Las GPU contienen miles de núcleos pequeños diseñados para procesar datos en paralelo, a diferencia de las CPU que destacan en tareas secuenciales. Esta arquitectura hace que las GPU sean 10–100× más rápidas que las CPU para el renderizado gráfico, las operaciones matriciales y la inferencia de machine learning.
Principales tipos de GPU: integrada (en el chip de la CPU, usa la RAM del sistema, más lenta pero eficiente), dedicada (tarjeta propia con su VRAM, la más rápida, mayor consumo).

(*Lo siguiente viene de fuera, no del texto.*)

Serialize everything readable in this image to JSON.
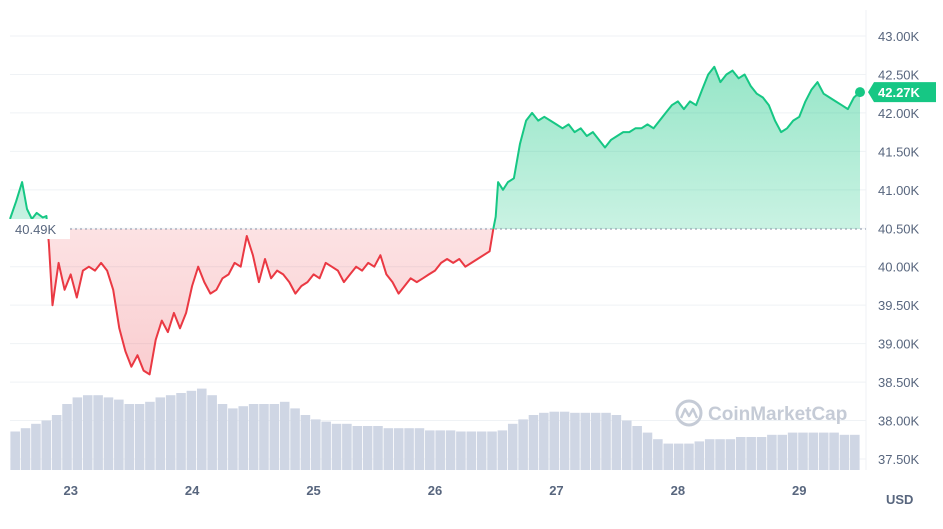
{
  "chart_data": {
    "type": "line",
    "x_labels": [
      "23",
      "24",
      "25",
      "26",
      "27",
      "28",
      "29"
    ],
    "y_ticks": [
      "43.00K",
      "42.50K",
      "42.00K",
      "41.50K",
      "41.00K",
      "40.50K",
      "40.00K",
      "39.50K",
      "39.00K",
      "38.50K",
      "38.00K",
      "37.50K"
    ],
    "y_tick_values": [
      43000,
      42500,
      42000,
      41500,
      41000,
      40500,
      40000,
      39500,
      39000,
      38500,
      38000,
      37500
    ],
    "ylim": [
      37500,
      43000
    ],
    "xlim": [
      22.5,
      29.5
    ],
    "unit_label": "USD",
    "reference_value": 40490,
    "reference_label": "40.49K",
    "current_value": 42270,
    "current_label": "42.27K",
    "up_color": "#16c784",
    "down_color": "#ea3943",
    "watermark": "CoinMarketCap",
    "series": [
      {
        "points": [
          [
            22.5,
            40620
          ],
          [
            22.55,
            40850
          ],
          [
            22.6,
            41100
          ],
          [
            22.64,
            40750
          ],
          [
            22.68,
            40620
          ],
          [
            22.72,
            40700
          ],
          [
            22.77,
            40640
          ],
          [
            22.8,
            40660
          ],
          [
            22.82,
            40300
          ],
          [
            22.85,
            39500
          ],
          [
            22.9,
            40050
          ],
          [
            22.95,
            39700
          ],
          [
            23.0,
            39900
          ],
          [
            23.05,
            39600
          ],
          [
            23.1,
            39950
          ],
          [
            23.15,
            40000
          ],
          [
            23.2,
            39950
          ],
          [
            23.25,
            40050
          ],
          [
            23.3,
            39950
          ],
          [
            23.35,
            39700
          ],
          [
            23.4,
            39200
          ],
          [
            23.45,
            38900
          ],
          [
            23.5,
            38700
          ],
          [
            23.55,
            38850
          ],
          [
            23.6,
            38650
          ],
          [
            23.65,
            38600
          ],
          [
            23.7,
            39050
          ],
          [
            23.75,
            39300
          ],
          [
            23.8,
            39150
          ],
          [
            23.85,
            39400
          ],
          [
            23.9,
            39200
          ],
          [
            23.95,
            39400
          ],
          [
            24.0,
            39750
          ],
          [
            24.05,
            40000
          ],
          [
            24.1,
            39800
          ],
          [
            24.15,
            39650
          ],
          [
            24.2,
            39700
          ],
          [
            24.25,
            39850
          ],
          [
            24.3,
            39900
          ],
          [
            24.35,
            40050
          ],
          [
            24.4,
            40000
          ],
          [
            24.45,
            40400
          ],
          [
            24.5,
            40150
          ],
          [
            24.55,
            39800
          ],
          [
            24.6,
            40100
          ],
          [
            24.65,
            39850
          ],
          [
            24.7,
            39950
          ],
          [
            24.75,
            39900
          ],
          [
            24.8,
            39800
          ],
          [
            24.85,
            39650
          ],
          [
            24.9,
            39750
          ],
          [
            24.95,
            39800
          ],
          [
            25.0,
            39900
          ],
          [
            25.05,
            39850
          ],
          [
            25.1,
            40050
          ],
          [
            25.15,
            40000
          ],
          [
            25.2,
            39950
          ],
          [
            25.25,
            39800
          ],
          [
            25.3,
            39900
          ],
          [
            25.35,
            40000
          ],
          [
            25.4,
            39950
          ],
          [
            25.45,
            40050
          ],
          [
            25.5,
            40000
          ],
          [
            25.55,
            40150
          ],
          [
            25.6,
            39900
          ],
          [
            25.65,
            39800
          ],
          [
            25.7,
            39650
          ],
          [
            25.75,
            39750
          ],
          [
            25.8,
            39850
          ],
          [
            25.85,
            39800
          ],
          [
            25.9,
            39850
          ],
          [
            25.95,
            39900
          ],
          [
            26.0,
            39950
          ],
          [
            26.05,
            40050
          ],
          [
            26.1,
            40100
          ],
          [
            26.15,
            40050
          ],
          [
            26.2,
            40100
          ],
          [
            26.25,
            40000
          ],
          [
            26.3,
            40050
          ],
          [
            26.35,
            40100
          ],
          [
            26.45,
            40200
          ],
          [
            26.48,
            40490
          ],
          [
            26.5,
            40650
          ],
          [
            26.52,
            41100
          ],
          [
            26.56,
            41000
          ],
          [
            26.6,
            41100
          ],
          [
            26.65,
            41150
          ],
          [
            26.7,
            41600
          ],
          [
            26.75,
            41900
          ],
          [
            26.8,
            42000
          ],
          [
            26.85,
            41900
          ],
          [
            26.9,
            41950
          ],
          [
            26.95,
            41900
          ],
          [
            27.0,
            41850
          ],
          [
            27.05,
            41800
          ],
          [
            27.1,
            41850
          ],
          [
            27.15,
            41750
          ],
          [
            27.2,
            41800
          ],
          [
            27.25,
            41700
          ],
          [
            27.3,
            41750
          ],
          [
            27.35,
            41650
          ],
          [
            27.4,
            41550
          ],
          [
            27.45,
            41650
          ],
          [
            27.5,
            41700
          ],
          [
            27.55,
            41750
          ],
          [
            27.6,
            41750
          ],
          [
            27.65,
            41800
          ],
          [
            27.7,
            41800
          ],
          [
            27.75,
            41850
          ],
          [
            27.8,
            41800
          ],
          [
            27.85,
            41900
          ],
          [
            27.9,
            42000
          ],
          [
            27.95,
            42100
          ],
          [
            28.0,
            42150
          ],
          [
            28.05,
            42050
          ],
          [
            28.1,
            42150
          ],
          [
            28.15,
            42100
          ],
          [
            28.2,
            42300
          ],
          [
            28.25,
            42500
          ],
          [
            28.3,
            42600
          ],
          [
            28.35,
            42400
          ],
          [
            28.4,
            42500
          ],
          [
            28.45,
            42550
          ],
          [
            28.5,
            42450
          ],
          [
            28.55,
            42500
          ],
          [
            28.6,
            42350
          ],
          [
            28.65,
            42250
          ],
          [
            28.7,
            42200
          ],
          [
            28.75,
            42100
          ],
          [
            28.8,
            41900
          ],
          [
            28.85,
            41750
          ],
          [
            28.9,
            41800
          ],
          [
            28.95,
            41900
          ],
          [
            29.0,
            41950
          ],
          [
            29.05,
            42150
          ],
          [
            29.1,
            42300
          ],
          [
            29.15,
            42400
          ],
          [
            29.2,
            42250
          ],
          [
            29.25,
            42200
          ],
          [
            29.3,
            42150
          ],
          [
            29.35,
            42100
          ],
          [
            29.4,
            42050
          ],
          [
            29.45,
            42200
          ],
          [
            29.5,
            42270
          ]
        ]
      }
    ],
    "volume": {
      "x_start": 22.5,
      "x_end": 29.5,
      "levels": [
        0.35,
        0.38,
        0.42,
        0.45,
        0.5,
        0.6,
        0.66,
        0.68,
        0.68,
        0.66,
        0.64,
        0.6,
        0.6,
        0.62,
        0.66,
        0.68,
        0.7,
        0.72,
        0.74,
        0.68,
        0.6,
        0.56,
        0.58,
        0.6,
        0.6,
        0.6,
        0.62,
        0.56,
        0.5,
        0.46,
        0.44,
        0.42,
        0.42,
        0.4,
        0.4,
        0.4,
        0.38,
        0.38,
        0.38,
        0.38,
        0.36,
        0.36,
        0.36,
        0.35,
        0.35,
        0.35,
        0.35,
        0.36,
        0.42,
        0.46,
        0.5,
        0.52,
        0.53,
        0.53,
        0.52,
        0.52,
        0.52,
        0.52,
        0.5,
        0.45,
        0.4,
        0.34,
        0.28,
        0.24,
        0.24,
        0.24,
        0.26,
        0.28,
        0.28,
        0.28,
        0.3,
        0.3,
        0.3,
        0.32,
        0.32,
        0.34,
        0.34,
        0.34,
        0.34,
        0.34,
        0.32,
        0.32
      ]
    }
  }
}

En móviles: GPU Apple (integrada en las A-series), Qualcomm Adreno (integrada en Snapdragon), ARM Mali (varios OEM).
Especificaciones de GPU: número de shaders (procesadores paralelos), ancho de banda de memoria (rendimiento de datos hacia la VRAM), frecuencia (GHz). Una GPU con 2000 shaders a 2 GHz entrega unos 4 teraflops de cómputo.
Para juego: RTX 4090 dedicada o AMD Radeon RX 7900 XTX (sobremesa), RTX 4060 o RTX 3050 (portátil). Para productividad (edición de vídeo, 3D): una GPU dedicada acelera mucho la codificación y el renderizado. Para navegación general: la GPU integrada basta.
La inteligencia artificial impulsa la demanda de GPU — los modelos de lenguaje (LLM) y generativos corren 100× más rápido en GPU que en CPU.